You know, I just realized a very easy way to implement a "repetitive" OTP (eg: wherein the key is shorter than the data and so is repeated for the length of the data) that would be sufficiently secure (provided that the key is "reasonably strong", of course): Just compress the data before applying the key.

Yes, that is a good idea, and I believe that it is already in use when implementing ciphers in practice (including those not equivalent to a one time pad). Of course, in the end it must the case that the key is not repeated, otherwise it is not a one time pad.

Originally Posted by Sebastiani

The only requirement there is that the compression format couldn't contain any "signature" bytes that could be used to reveal the key.

For a one time pad, that does not matter. The portion of the key revealed has nothing to do with the rest of the data.

**Sebastiani** · 03-18-2010

Originally Posted by laserlight

Yes, that is a good idea, and I believe that it is already in use when implementing ciphers in practice (including those not equivalent to a one time pad). Of course, in the end it must the case that the key is not repeated, otherwise it is not a one time pad.

Right, and no doubt a true OTP would be much more secure.

Originally Posted by laserlight

For a one time pad, that does not matter. The portion of the key revealed has nothing to do with the rest of the data.

Yes, for a true OTP that is indeed the case, but if the key is actually being repeated then revealing a portion of the key would necessarily expose each and every cell that corresponds to that index of the key. So for example, let's say the attacker knows that the data is a text file. He starts with a guess that the key block is N bytes long, and then xor's the Xth index of each block with the value V. If every byte altered yields a character, it's marked as a possible candidate, and the process continues. Then all of the permutations of candidate combinations are tried and compared with a dictionary. The value of N is incremented and the process repeats. Even though it's just a brute force technique, the rejection criteria may well speed things up quite a bit, making it an ugly but notheless feasable approach.

**laserlight** · 03-18-2010

Originally Posted by kryptkat

i provide you with a senerio where your criteria is met. a user recognizing the message as the one that was encrypted. the user lost the key and had to brute force the file to recover the data. how is that not considered breaking a one time pad ?

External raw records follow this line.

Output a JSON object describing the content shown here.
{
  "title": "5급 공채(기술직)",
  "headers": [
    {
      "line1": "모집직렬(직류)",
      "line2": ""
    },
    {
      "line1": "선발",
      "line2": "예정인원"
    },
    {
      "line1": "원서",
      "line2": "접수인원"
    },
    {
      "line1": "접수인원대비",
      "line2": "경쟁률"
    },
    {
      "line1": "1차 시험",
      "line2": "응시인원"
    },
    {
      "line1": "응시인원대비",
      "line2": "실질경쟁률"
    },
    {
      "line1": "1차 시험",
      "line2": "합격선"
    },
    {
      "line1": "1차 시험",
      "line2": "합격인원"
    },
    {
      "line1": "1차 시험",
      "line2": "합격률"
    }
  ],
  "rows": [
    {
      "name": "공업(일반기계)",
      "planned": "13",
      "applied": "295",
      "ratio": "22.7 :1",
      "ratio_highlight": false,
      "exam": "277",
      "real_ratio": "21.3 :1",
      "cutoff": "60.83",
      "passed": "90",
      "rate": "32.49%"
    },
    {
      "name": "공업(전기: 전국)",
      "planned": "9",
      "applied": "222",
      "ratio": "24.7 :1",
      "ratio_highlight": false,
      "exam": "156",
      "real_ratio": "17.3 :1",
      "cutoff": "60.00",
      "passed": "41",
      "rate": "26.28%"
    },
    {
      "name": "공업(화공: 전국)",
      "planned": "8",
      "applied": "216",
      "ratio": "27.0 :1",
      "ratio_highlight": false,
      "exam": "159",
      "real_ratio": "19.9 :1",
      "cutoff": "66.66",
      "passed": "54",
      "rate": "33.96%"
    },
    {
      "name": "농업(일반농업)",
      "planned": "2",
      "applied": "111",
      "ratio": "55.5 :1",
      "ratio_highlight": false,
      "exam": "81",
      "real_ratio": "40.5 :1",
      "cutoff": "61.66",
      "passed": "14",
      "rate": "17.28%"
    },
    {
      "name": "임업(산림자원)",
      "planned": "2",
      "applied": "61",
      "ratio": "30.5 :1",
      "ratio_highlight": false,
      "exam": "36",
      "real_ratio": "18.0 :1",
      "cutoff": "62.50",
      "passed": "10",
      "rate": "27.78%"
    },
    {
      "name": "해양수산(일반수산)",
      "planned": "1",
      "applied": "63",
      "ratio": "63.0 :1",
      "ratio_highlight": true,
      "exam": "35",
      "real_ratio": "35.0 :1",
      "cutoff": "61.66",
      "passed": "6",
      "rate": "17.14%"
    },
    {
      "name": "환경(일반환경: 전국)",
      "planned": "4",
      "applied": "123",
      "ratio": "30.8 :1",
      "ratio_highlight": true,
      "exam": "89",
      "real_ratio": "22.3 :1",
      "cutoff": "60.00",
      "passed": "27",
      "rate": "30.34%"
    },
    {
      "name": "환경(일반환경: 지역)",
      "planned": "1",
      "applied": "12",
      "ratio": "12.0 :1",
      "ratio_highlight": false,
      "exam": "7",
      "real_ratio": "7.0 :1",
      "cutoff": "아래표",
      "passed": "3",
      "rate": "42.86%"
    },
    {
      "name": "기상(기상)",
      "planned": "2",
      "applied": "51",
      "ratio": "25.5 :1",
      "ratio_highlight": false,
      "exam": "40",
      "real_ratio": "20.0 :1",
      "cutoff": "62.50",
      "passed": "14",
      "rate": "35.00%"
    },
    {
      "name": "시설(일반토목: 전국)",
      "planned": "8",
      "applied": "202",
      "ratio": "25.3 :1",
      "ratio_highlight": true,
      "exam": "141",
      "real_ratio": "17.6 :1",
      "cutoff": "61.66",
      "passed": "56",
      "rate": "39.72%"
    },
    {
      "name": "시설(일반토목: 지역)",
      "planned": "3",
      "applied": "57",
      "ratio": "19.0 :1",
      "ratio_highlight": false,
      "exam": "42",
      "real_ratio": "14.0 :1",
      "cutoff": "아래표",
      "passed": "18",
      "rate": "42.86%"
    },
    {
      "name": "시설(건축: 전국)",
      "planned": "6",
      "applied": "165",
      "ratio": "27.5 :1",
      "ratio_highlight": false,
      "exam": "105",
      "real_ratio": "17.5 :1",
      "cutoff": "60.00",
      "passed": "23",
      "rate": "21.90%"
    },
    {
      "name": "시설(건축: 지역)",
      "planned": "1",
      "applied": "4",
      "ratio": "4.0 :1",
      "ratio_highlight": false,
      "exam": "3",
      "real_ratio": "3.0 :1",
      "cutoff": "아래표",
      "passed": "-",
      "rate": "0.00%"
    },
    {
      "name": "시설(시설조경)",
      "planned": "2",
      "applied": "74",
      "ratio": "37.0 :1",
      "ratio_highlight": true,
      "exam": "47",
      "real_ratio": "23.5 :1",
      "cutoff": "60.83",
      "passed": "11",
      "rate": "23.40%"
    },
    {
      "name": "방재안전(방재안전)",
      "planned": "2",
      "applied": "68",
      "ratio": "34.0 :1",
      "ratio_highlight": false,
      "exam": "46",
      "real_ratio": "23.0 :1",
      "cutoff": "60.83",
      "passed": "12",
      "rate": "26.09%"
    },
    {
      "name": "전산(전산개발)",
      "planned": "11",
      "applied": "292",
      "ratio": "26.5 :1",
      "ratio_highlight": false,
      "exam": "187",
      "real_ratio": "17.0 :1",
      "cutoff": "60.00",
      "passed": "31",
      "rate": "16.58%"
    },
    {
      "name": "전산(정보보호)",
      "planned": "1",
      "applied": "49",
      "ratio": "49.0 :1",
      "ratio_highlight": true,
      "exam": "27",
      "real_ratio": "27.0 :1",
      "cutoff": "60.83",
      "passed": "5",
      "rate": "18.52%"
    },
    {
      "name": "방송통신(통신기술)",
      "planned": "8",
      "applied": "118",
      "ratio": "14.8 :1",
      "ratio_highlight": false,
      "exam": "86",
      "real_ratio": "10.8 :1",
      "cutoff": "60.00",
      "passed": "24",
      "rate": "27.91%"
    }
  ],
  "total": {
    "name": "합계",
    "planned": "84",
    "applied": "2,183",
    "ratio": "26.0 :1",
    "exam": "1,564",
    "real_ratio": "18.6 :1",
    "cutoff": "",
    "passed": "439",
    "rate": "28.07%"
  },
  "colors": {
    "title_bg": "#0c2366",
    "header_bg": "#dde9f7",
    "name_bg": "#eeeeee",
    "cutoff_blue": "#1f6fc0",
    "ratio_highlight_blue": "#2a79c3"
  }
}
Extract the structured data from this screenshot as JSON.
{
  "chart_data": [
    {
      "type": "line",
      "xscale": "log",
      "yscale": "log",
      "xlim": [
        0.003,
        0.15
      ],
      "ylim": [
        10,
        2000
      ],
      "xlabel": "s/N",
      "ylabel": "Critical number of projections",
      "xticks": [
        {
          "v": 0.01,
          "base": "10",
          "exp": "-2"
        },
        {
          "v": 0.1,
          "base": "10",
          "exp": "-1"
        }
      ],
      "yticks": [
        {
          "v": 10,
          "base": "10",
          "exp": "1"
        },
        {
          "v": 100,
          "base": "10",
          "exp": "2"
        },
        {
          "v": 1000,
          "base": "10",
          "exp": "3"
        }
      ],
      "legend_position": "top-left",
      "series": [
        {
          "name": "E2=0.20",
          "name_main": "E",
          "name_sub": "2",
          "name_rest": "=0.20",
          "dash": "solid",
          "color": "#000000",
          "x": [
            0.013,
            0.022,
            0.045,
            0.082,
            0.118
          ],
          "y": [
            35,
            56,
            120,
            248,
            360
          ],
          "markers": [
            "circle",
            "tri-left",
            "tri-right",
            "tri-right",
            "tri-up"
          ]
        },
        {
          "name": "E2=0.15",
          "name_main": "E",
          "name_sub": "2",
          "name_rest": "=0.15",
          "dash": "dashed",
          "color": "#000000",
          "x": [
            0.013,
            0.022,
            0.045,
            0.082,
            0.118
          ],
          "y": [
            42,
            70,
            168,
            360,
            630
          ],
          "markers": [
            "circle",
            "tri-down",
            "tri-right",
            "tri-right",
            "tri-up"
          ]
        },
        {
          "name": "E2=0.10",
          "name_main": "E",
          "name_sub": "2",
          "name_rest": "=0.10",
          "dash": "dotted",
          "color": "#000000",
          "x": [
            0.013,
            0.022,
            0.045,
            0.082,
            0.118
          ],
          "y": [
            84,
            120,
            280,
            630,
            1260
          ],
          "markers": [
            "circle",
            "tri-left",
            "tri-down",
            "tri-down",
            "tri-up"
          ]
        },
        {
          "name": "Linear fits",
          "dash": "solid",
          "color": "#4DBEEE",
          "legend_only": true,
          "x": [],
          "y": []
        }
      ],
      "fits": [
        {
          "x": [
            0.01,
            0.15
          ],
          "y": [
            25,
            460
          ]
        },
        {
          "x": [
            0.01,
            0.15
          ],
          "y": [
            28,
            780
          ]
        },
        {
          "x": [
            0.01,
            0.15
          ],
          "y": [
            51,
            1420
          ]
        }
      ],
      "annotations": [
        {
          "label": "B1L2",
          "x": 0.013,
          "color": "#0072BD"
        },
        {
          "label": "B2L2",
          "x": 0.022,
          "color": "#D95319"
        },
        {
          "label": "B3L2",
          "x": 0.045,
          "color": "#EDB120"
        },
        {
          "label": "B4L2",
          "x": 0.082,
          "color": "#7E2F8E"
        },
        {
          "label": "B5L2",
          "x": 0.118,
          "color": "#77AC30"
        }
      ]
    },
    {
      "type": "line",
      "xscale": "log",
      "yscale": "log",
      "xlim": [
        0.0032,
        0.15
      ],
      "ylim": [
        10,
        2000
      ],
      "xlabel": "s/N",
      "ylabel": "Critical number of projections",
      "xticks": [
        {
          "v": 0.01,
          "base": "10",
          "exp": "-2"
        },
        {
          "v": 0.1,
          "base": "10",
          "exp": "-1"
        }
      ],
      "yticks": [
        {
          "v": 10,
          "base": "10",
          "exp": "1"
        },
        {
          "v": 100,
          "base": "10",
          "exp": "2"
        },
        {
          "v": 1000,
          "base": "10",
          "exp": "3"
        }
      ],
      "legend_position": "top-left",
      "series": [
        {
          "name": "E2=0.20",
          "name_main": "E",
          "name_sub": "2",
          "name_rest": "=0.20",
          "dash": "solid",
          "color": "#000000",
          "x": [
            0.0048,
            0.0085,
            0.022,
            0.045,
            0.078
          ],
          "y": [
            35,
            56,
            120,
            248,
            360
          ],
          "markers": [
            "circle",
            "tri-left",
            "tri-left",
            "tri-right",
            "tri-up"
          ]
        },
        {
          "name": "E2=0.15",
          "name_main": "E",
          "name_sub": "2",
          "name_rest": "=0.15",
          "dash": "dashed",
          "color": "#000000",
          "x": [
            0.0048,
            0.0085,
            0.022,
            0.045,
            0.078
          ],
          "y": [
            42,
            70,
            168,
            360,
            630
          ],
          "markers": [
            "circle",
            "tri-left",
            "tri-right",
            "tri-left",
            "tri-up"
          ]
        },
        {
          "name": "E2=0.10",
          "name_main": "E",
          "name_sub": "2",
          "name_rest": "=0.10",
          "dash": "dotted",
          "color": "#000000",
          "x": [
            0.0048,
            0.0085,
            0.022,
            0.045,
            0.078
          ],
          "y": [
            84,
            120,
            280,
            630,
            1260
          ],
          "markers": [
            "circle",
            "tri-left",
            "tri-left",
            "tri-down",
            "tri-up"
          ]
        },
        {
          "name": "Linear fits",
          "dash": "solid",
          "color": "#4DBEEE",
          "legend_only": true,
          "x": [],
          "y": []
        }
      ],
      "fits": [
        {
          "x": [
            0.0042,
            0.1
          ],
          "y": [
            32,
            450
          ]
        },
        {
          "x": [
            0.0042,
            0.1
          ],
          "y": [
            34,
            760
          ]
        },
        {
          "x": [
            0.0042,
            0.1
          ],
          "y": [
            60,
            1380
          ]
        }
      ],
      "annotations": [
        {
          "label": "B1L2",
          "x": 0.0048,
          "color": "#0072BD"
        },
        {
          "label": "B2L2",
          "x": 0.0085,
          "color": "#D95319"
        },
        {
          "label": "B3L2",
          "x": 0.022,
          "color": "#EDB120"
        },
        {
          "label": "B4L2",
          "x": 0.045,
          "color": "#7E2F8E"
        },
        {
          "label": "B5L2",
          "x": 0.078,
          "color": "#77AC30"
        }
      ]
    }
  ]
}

How can that be considered as breaking a one time pad? Let's make your scenario harder: not only has the user lost the key, but the user has lost the encrypted file as well. It is obvious that using your idea, the user can still recover the message, simply by brute force. In other words, it is not even necessary to have the ciphertext to retrieve the plaintext. Therefore, there is no cryptanalysis involved; you're only testing the user's ability to recognise the message when it is shown to him/her.